A vegetação à beira da estrada filtra poluentes como partículas de pneus — microplásticos tóxicos que afetam ecossistemas como o salmão no estado de Washington. “A infraestrutura natural reduz a velocidade do escoamento e limpa a água”, diz Kiparsky.
Características das cidades esponja
Com espaços verdes e grandes bacias de infiltração, as cidades esponja transformam a chuva num recurso a aproveitar, não num problema a descartar.

Escola de Finanças e Administração de Frankfurt
Foto: Frank Rumpenhorst/dpa/Picture-Alliance/AFP/Arquivo
Parques alagáveis – Zonas húmidas – Jardins de chuva
Telhados verdes
Pavimentos e calçadas permeáveis
Praças-piscina
Los Angeles tem criado espaços verdes nas ruas e nas medianas para captar água da chuva, devido à escassez hídrica. Com tempestades mais intensas e menos frequentes, grandes reservatórios tornam-se essenciais.

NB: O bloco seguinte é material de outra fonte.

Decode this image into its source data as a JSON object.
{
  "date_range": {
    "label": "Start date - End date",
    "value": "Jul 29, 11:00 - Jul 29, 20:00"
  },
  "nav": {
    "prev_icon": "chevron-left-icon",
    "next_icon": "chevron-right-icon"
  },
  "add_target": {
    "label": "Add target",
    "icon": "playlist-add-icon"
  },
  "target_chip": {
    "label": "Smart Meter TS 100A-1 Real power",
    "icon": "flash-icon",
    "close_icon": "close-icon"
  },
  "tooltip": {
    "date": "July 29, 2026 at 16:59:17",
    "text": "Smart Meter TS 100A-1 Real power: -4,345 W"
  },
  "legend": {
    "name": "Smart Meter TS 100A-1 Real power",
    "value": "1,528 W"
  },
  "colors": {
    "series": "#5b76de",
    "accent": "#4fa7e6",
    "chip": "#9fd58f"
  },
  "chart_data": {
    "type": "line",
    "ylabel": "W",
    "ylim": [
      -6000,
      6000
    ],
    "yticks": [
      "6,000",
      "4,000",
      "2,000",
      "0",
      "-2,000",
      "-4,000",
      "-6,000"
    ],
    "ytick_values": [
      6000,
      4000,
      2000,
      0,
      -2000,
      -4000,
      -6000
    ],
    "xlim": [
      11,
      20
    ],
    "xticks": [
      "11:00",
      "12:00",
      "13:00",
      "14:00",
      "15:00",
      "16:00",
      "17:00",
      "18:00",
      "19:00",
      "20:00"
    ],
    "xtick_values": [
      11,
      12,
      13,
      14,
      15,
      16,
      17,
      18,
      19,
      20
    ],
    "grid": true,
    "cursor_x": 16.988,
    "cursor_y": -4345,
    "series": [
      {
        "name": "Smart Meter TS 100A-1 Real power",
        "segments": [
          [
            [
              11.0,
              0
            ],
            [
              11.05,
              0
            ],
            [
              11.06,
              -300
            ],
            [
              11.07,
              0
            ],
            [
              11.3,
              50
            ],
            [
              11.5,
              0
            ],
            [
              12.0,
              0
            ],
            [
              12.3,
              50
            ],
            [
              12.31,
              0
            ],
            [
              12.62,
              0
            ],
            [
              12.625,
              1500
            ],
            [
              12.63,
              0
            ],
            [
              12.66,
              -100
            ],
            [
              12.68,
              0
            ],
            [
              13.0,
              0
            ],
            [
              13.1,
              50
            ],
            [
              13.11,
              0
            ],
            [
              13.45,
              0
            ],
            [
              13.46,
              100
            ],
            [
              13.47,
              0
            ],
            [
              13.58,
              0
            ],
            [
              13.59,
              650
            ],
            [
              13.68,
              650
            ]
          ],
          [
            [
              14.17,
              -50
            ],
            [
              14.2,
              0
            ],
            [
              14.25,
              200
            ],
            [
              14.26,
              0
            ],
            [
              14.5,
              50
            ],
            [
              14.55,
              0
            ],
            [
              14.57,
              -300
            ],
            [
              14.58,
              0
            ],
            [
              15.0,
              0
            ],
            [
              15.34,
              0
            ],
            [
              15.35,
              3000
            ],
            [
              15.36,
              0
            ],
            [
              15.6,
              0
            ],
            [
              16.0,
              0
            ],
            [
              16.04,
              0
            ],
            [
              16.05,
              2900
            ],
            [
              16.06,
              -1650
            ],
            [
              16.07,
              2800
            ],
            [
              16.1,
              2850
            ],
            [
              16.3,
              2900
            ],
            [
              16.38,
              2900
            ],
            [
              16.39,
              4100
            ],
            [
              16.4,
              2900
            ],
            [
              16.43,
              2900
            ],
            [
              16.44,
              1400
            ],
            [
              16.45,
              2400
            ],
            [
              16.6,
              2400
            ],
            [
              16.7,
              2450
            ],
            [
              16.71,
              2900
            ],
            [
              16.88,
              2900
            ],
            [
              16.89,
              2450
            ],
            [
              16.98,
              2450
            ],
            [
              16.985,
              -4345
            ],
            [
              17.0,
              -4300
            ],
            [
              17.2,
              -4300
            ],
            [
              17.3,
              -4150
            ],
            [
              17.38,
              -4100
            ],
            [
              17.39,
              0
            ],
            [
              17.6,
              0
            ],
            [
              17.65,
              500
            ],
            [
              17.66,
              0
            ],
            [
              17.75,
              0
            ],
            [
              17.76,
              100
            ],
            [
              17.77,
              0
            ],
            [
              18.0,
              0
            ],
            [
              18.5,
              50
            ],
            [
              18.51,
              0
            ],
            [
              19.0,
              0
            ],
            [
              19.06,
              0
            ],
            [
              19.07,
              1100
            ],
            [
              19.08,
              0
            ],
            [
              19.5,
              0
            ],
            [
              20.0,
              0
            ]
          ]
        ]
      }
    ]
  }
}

“Antes, a cidade via as águas pluviais como um passivo”, diz Art Castro, gestor de bacias hidrográficas de Los Angeles. “Agora vemos a água como um ativo”.

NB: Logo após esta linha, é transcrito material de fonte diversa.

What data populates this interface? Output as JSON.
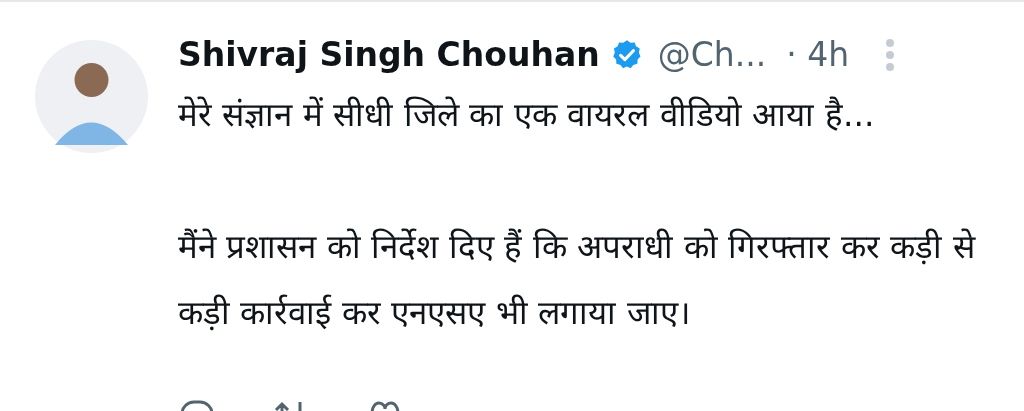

Os novos espaços verdes alimentam tanques subterrâneos que armazenam água para uso futuro. O Terreno de Expansão de Tujunga, com 150 acres de bacias profundas, infiltra gradualmente a água da chuva e recarrega os aquíferos.
O Departamento de Água e Energia espera capturar 16.000 pés-acre de água por ano — suficiente para 64.000 famílias.
Como LA tem pouco espaço disponível, urbanistas usam soluções criativas como barragens de borracha infláveis que desviam água para estruturas subterrâneas sob parques.
Outra questão é o financiamento. Muitas cidades começam a cobrar taxas aos proprietários com grandes áreas impermeáveis. Pittsburgh implementou essa taxa em 2023; Los Angeles aprovou medida semelhante em 2018.
Jardins de chuva com plantas nativas atraem polinizadores e reduzem o efeito de ilha de calor. Ao recarregar as águas subterrâneas, evitam a subsidência do solo.
“A infraestrutura natural usada para criar cidades esponja é uma abordagem multibenefício”, diz Kiparsky. “Faz muitas coisas que a infraestrutura tradicional não consegue fazer.”